Candles ready for a comeback
Conclusion: We are well on our way to fulfilling the Greater Reno-Sparks Master Plan, which is to become the Fresno of the Great Basin.
One thing to remember about utility deregulation: It was supposed to result in cheaper power prices for the customers. Interesting to see how dereg instead became a green light to impale the customers on a rebar spit, upon which they could then be roasted to a crispy, golden brown.
Also encouraging to see the major league procrastination “vibe” settling into Carson City involving Nevada’s version of three-card-dereg-monty.

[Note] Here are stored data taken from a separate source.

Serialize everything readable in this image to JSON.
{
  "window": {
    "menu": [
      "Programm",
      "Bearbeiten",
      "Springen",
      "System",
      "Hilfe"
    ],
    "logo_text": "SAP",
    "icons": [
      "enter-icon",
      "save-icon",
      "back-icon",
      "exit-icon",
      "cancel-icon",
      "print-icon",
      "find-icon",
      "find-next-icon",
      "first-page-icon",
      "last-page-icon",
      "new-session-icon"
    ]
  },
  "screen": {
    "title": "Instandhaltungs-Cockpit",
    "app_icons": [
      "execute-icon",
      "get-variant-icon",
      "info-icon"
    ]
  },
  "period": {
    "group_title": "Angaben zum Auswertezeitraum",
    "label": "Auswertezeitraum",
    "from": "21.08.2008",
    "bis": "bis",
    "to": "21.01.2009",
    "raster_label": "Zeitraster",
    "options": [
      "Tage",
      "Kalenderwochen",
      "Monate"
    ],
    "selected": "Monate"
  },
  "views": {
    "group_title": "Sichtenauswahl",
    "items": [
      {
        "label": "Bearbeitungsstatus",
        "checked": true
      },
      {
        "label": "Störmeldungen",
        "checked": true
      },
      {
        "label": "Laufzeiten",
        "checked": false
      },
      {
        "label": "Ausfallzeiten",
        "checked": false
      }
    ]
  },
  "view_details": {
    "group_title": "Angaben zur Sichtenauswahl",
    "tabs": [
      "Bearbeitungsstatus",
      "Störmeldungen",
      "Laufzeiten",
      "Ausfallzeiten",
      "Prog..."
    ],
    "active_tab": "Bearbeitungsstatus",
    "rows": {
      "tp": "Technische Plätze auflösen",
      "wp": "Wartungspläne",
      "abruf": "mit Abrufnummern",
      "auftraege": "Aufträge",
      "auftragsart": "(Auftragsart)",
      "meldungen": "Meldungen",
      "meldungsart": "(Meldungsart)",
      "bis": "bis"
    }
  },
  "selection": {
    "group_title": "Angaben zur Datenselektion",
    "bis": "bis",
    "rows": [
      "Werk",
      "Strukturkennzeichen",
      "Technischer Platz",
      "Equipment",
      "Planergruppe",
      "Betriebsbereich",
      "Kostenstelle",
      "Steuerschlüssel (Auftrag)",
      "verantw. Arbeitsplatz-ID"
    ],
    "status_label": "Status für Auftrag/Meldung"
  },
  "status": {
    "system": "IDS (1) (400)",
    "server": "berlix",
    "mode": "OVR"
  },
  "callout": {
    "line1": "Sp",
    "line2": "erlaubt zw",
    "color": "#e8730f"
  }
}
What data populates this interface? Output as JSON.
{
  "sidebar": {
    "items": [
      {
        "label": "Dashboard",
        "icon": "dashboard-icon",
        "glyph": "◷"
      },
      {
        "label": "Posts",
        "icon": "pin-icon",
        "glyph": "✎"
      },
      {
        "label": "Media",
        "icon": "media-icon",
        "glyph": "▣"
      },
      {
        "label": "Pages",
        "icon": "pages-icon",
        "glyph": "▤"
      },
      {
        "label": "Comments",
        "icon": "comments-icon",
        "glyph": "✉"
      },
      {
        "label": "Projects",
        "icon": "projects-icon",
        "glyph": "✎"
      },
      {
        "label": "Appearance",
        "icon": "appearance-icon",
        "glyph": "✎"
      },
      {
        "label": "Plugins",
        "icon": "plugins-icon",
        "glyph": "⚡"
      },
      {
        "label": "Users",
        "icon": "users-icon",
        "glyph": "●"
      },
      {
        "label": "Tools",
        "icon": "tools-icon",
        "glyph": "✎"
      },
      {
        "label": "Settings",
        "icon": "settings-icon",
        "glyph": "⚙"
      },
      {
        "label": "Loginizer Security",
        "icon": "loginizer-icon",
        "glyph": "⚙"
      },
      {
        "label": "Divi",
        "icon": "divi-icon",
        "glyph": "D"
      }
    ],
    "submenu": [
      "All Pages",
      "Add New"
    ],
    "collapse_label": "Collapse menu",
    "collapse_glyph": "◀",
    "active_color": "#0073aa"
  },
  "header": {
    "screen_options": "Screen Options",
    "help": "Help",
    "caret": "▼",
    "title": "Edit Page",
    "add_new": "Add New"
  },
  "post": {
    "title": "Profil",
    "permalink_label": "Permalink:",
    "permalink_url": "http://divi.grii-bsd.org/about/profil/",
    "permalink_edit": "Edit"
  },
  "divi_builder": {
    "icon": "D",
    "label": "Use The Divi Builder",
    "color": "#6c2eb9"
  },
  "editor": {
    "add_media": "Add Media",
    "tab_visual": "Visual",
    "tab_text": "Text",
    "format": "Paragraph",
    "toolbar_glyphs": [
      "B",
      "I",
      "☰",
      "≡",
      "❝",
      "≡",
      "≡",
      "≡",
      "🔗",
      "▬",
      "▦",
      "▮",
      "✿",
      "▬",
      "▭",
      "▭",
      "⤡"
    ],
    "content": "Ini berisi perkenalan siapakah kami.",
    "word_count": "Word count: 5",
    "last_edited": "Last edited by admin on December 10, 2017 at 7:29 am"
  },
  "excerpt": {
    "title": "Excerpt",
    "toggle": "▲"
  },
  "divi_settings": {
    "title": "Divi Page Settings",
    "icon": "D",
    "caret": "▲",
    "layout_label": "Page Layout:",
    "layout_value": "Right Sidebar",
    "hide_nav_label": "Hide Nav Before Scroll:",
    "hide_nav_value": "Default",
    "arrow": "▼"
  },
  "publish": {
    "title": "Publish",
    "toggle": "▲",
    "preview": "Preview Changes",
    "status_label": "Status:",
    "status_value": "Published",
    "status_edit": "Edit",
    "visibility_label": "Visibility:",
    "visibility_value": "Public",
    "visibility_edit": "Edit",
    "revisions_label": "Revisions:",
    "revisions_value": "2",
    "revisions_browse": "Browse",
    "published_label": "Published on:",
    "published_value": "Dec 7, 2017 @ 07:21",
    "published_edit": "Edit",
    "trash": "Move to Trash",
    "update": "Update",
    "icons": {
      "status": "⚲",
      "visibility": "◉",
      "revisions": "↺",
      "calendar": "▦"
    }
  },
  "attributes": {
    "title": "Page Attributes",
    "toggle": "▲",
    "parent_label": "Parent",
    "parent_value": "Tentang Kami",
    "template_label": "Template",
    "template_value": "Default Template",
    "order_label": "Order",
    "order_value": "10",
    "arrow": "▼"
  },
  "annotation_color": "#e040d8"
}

Early estimates first guessed that we would jump into the deregulated energy marketplace sometime last year. Those estimates were revised in 2000, pushed back to sometime in early 2001; even later last year, those estimates were edged back to mid- to late 2001. A couple of weeks ago, industry analysts were guessing (as opposed to estimating) 2003. Now, it appears that the mood has slowed and darkened even further, and the latest discussions have been riddled with talk of mandatory two-year stretches in Ely Max for any state legislator that votes “yes” on any deregulation bill before 2010.
Liberal Democrats are confident they can scuttle such legislation, or at the very least get some easier time written into the bill, maybe Lovelock Medium.

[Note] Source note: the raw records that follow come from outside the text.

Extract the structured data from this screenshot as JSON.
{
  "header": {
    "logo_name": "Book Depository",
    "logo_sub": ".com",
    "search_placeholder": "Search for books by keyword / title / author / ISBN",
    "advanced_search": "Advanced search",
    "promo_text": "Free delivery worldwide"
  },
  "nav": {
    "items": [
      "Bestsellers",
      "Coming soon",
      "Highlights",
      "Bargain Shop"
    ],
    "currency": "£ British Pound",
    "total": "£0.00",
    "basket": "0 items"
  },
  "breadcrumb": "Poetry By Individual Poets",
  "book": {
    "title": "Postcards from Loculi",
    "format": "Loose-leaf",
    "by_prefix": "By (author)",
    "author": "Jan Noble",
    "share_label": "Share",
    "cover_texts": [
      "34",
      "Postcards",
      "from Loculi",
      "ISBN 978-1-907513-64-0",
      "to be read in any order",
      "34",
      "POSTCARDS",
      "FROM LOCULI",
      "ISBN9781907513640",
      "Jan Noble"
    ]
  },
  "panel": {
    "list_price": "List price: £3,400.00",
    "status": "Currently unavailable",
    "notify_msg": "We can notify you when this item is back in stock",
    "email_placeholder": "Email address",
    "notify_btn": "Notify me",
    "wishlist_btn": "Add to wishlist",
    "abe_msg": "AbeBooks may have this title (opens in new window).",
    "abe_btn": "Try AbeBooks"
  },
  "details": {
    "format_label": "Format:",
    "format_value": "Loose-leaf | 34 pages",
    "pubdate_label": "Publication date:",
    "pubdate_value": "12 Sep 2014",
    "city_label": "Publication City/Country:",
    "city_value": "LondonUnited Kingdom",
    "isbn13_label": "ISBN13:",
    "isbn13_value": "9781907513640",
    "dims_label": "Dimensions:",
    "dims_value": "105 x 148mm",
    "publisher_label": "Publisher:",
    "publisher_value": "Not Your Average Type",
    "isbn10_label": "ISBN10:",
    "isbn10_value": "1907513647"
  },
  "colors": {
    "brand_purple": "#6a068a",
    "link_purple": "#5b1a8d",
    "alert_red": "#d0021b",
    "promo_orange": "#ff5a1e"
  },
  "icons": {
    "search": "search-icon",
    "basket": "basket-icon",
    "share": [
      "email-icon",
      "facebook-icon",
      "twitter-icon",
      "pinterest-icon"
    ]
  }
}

So, all you folks out there with scads of disposable income (and there are plenty of you who are doing just fine; I mean, those ain’t fixer-uppers getting built around all those golf courses) _ why the hell aren’t you having a $25,000 solar-powered electricity system installed in your dream home this very weekend? Think about it. For the price of that silly boat in your driveway that’s currently providing shelter for 47 extremely grateful spiders, you could get off Sierra Pacific’s teat for life.
Kudos, hurrahs and backslaps to whomever thought of putting thousands of wind-powered electric generators on the barren expanses of the old Nuclear Test Site. Here’s hoping it becomes a reality very soon.
Then again, it’s easy to imagine the following hose job _ the feds hail the Test Site Wind Farm as a terrific idea and give Nevada 10 billion bucks to put it together. The money, however, comes with some difficult-to-detect small print, which we, in our friendly gullibility, don’t pick up until it’s too late. To our horror, we discover that the power from the T.S.W.F. becomes available to Clark County only after the feds take what they need to run The George W. Bush Federal Nuclear Suppository at Yucca Mountain! Gadzooks! DOE’d again!